Le definizioni dei fenomeni economici non sono univoche, anzi riflettono punti di vista interpretativi diversi.
Tuttavia, quelle forniteci da Karl Polani risultano certamente fondamentali per proseguire ad una prima
distinzione:
In un primo senso è possibile guardare all'economica come l'insieme della attività stabilmente
intraprese dai membri di una società per produrre, distribuire e scambiare beni e servizi. I bisogni
possono essere fisici, culturali, scientifici o militari. Questa prima definizione ha un carattere più
generale e consente di valutare come il soddisfacimento dei bisogni e il comportamento economico
siano influenzati dal modo in cui è organizzata la società. Infatti, nelle società primitive le attività
economiche non erano autonome, ma si svolgevano all'interno delle strutture familiari e parentali.
Nelle società feudali lo Stato, o meglio il potere politico, assumeva un ruolo fondamentale nella
regolazione delle attività economiche. Infine, nelle società capitalistiche ovvero quelle basate sulla
proprietà privata dei mezzi di produzione, sulla libertà di commercio ed investimento, l'economia si
emancipa dai controlli sociali e politici.
In ambito economico l'accento è posto sui fenomeni economici come sinonimi di "economizzare",
cioè attività che hanno a che fare con la scelta individuale di impiego di risorse scarse che
potrebbero avere usi alternativi, al fine di ottenere il massimo dai propri mezzi. Quindi, le
motivazioni dei soggetti che svolgono attività economiche sono ricondotte al mero perseguimento
razionale degli interessi individuali, perseguendo interazioni tra soggetti regolate esclusivamente dal
mercato. Dall'incontro della domanda dei consumatori e l'offerta dei produttori sul mercato
dipenderà la quantità di beni e il loro prezzo. Qui il focus di ricerca è la conoscenza dei meccanismi
autoregolativi dell'economia, ponendo particolare attenzione al comportamento utilitaristico degli
attori, al fine di sviluppare veri e propri modelli matematici sul funzionamento del mercato
autoregolato. Questa definizione ha come retroterra storico la situazione in cui iniziano ad
affermarsi le prime forme di economia di mercato. Gli assunti relativi al comportamento
massimizzante degli individui e ai suoi effetti sull'andamento della domanda e dell'offerta nel
mercato tendono a riflettere l'autonomizzazione dell'economia dalle strutture sociali e politiche.
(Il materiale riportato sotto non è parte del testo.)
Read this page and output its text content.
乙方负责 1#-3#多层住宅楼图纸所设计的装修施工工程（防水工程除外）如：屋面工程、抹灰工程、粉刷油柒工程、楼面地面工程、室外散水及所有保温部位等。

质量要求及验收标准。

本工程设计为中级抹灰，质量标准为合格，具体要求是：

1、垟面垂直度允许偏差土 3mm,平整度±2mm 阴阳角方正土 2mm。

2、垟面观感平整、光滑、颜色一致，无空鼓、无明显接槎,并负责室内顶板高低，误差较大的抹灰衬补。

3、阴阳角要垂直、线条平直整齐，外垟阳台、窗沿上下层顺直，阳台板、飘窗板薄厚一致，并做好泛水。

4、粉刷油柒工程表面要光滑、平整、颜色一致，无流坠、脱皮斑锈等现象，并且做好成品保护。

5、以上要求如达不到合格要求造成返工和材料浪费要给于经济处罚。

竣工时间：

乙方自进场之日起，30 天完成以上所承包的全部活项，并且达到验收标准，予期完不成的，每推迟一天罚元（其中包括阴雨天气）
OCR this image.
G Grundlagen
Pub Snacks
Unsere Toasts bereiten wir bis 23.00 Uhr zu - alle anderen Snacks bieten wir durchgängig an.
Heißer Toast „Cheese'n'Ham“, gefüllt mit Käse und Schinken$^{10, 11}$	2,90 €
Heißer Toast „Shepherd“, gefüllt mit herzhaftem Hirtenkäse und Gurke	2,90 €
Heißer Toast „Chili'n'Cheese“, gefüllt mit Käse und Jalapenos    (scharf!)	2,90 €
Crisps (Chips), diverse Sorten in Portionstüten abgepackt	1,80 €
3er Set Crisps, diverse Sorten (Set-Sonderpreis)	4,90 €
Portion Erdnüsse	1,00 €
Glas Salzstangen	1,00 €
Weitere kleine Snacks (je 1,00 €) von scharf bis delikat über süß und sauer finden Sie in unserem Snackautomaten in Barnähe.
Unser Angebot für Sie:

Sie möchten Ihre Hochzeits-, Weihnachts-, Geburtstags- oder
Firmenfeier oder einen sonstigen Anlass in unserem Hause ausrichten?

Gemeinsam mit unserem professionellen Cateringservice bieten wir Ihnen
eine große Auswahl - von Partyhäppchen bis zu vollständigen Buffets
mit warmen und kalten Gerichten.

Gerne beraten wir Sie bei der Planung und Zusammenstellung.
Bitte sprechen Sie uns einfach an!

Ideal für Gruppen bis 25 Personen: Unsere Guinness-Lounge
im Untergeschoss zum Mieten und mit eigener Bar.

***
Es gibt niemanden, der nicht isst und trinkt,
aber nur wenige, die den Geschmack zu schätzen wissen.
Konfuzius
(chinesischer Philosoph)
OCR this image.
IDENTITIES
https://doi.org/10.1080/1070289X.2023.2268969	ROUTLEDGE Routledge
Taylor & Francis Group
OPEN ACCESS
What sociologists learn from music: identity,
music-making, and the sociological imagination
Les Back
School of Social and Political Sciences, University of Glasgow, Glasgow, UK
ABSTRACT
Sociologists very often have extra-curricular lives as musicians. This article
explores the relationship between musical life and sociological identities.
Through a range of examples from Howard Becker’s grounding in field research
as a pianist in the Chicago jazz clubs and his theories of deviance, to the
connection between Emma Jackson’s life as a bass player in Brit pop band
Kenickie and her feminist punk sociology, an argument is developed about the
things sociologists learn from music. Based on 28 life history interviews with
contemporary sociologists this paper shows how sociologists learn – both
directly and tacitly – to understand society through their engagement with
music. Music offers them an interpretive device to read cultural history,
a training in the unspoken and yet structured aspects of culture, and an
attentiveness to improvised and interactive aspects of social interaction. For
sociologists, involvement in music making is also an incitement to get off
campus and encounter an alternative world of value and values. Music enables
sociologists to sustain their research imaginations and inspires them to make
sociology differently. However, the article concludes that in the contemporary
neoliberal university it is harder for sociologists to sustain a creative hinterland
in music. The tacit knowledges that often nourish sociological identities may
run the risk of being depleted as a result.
Non è un caso, come sottolineato da Polanyi, che lo studio dell'economia come disciplina si afferma
in contemporanea con la società capitalistica.
Le definizioni dei fenomeni economici appena citate non devono essere considerate alternative, piuttosto
come due ottiche diverse per guardare all'economia. Infatti, se prendiamo in esame la posizione degli
economisti, possiamo notare come questa abbia consentito un notevole avanzamento delle conoscenze sui
meccanismi autoregolativi dell'economia, cioè sull'influenza dei movimenti della domanda e dell'offerta
nella formazione dei prezzi e nell'allocazione delle risorse, arrivando anche alla formulazione modelli teorici
ad elevata generalizzazione.
Tuttavia, emergono difficoltà quando questi modelli vanno a confrontarsi con realtà in cui il
mercato autoregolato ha un ruolo limitato o addirittura nullo. Si pensi, per esempio, a contasti
precapitalistici, ma anche alle società capitalistiche stesse, quando il punto di vista preso in
considerazione risulta essere quello dei diversi percorsi e tassi di sviluppo di paesi diversi. In
breve, questi modelli spesso faticano ad essere applicati pienamente nel mondo reale.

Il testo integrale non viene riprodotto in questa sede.